Reputation: 9940
I have a Linux repo with support for a new ARM platform that I'd like to post onto the ARM kernel dev mailing list to get some feedback and hopefully, eventually mainlined. Unfortunately, there's a lot of code and git format-patch
spits out about 100 patch files.
I read it's best to group them together into logical changes but for a new ARM platform, each part is just as important as the next. The most I could do is probably separate basic platform support code from driver code.
In addition, my earlier commits has really vague commit messages like fixed reboot code or misc fixes which I'd rather not be included in the patchset.
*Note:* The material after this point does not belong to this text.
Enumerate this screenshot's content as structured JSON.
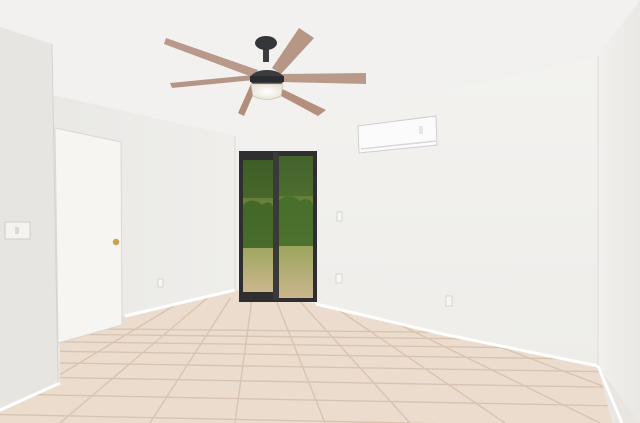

What would be the best way to get my changes across without bombing the mailing list? Should I squash it into one, huge, patch? Somehow, I don't think sending 100 patch files will give a good first impression either.
Cheers,
Upvotes: 2
Views: 94
Reputation: 16895
I'd recommend you do an interactive rebase against the current mainline kernel (that would be v3.8 at the moment). This would look something like the following:
git rebase -i origin/v3.8
Where possible squash relevant commits together, for example you should probably have one commit for each driver and one commit for each logical part of the core code, it's ok if those are dependent on each other, although it shouldn't be cyclic. You don't need to preserve all your bug-fixes from during development, the goal is to make the patches easy to understand and integrate, not have them tell a historically accurate story.
If you need to split existing commits you can choose edit
and then do a git add -p
, which will allow you to select diff hunks interactively and commit them one at a time (after this you can always go back to reorder and squash where necessary).
Once you've done this you should have a patch-set that'll be a lot easier for people to understand (and hopefully with useful comments). I'd suggest you generate a patchset for the core part (ie. 1/n, 2/n, 3/n...), excluding the drivers, and submit that first. Once you've dealt with that you can start pushing the drivers.